In den USA könnte der Handel mit illegalen Hölzern und Holzprodukten bald wieder legal sein. Drei Kongressabgeordnete haben eine Gesetzesinitiative vorgelegt, nach der Zellstoff, Papier und Pappe straflos importiert werden können, auch wenn dafür Regenwälder illegal gerodet werden

In den USA könnte der Handel mit illegalen Hölzern und Holzprodukten bald wieder legal sein. Drei Kongressabgeordnete haben eine Gesetzesinitiative vorgelegt, nach der Zellstoff, Papier und Pappe straflos importiert werden können, auch wenn dafür Regenwälder illegal gerodet werden. Dabei hat diese Produktgruppe den Hauptanteil an den US-Holzimporten. Eine vor drei Jahren eingeführte Erweiterung des sogenannten Lacey Act stellt den Handel und Import von illegalem Holz und Holzprodukten unter Strafe.

Hinter der Vorlage stehen anscheinend der berüchtigte indonesische Zellstoffkonzern Asia Pulp and Paper (APP) und der amerikanische Edelgitarrenhersteller Gibson. APP rodet Regenwälder, wie sich im Labor anhand von Papierproben nachweisen lässt. Die Firma Gibson wurde nun schon zum zweiten Mal von amerikanischen Bundesbeamten durchsucht. Gibson soll über den Hamburger Tropenholzhändler Theodor Nagel illegal geschlagenes Palisanderholz aus Madagaskar importiert haben.

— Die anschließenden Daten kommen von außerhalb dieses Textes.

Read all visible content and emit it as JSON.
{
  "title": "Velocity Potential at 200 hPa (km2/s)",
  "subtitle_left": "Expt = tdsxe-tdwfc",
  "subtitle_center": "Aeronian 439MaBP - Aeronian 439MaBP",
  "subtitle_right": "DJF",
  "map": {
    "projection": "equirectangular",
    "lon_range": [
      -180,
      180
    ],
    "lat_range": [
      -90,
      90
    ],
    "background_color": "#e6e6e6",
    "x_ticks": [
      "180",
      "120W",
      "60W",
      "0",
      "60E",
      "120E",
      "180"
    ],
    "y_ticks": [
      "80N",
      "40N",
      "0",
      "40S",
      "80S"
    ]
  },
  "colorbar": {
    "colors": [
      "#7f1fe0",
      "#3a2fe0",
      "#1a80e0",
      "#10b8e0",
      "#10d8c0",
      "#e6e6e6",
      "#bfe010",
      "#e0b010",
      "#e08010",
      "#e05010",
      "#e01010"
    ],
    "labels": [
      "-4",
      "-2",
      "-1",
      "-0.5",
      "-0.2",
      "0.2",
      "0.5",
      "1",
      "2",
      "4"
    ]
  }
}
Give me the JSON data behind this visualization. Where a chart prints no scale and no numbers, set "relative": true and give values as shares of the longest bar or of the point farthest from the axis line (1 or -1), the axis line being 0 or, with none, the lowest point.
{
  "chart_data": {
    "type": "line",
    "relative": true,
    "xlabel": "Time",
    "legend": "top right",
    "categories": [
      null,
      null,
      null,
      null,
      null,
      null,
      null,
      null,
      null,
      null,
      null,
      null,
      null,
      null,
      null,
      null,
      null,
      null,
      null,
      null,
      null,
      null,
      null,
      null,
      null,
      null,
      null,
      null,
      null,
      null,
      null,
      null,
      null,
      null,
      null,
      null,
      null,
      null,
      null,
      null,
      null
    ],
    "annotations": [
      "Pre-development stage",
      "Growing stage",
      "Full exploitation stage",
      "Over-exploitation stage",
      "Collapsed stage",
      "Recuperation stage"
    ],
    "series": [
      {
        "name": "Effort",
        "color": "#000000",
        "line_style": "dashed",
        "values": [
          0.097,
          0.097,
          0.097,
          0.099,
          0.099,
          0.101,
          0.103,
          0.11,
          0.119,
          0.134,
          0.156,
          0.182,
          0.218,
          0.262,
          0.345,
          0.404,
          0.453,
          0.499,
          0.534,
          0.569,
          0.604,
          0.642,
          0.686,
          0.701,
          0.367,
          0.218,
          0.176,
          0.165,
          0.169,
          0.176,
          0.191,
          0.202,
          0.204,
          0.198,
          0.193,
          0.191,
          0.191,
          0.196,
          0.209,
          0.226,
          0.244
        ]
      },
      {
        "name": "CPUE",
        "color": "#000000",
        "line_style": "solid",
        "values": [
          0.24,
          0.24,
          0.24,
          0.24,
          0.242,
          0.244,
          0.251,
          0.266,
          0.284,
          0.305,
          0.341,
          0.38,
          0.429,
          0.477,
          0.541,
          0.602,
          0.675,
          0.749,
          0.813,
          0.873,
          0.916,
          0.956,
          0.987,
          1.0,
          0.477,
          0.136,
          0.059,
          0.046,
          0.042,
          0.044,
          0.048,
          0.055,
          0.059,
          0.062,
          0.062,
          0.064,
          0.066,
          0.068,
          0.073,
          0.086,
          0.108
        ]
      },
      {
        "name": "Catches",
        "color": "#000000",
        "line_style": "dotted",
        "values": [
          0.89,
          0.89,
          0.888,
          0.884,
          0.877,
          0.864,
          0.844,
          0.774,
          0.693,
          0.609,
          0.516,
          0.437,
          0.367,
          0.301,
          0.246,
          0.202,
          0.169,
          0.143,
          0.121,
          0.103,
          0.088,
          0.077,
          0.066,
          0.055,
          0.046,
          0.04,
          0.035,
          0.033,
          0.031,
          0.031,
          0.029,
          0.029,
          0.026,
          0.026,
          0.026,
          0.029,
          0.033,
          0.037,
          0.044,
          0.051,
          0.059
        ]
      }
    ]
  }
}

APP und Gibson betreiben seit Monaten eine aggressive Lobbykampagne zur Lockerung des Bundesgesetzes. Dazu haben sie die ultrakonservative Tea Party Bewegung in den USA eingespannt, die seit Jahren einen Propagandafeldzug gegen die Bundesregierung und Präsident Obama führt. Gibson behauptet, dass Gesetz brächte Arbeitsplätze in den USA in Gefahr. Dabei ist das Gegenteil der Fall. Der Import illegaler Hölzer verursacht allein in der US-Holzindustrie einen Schaden von etwa einer Milliarde Dollar pro Jahr.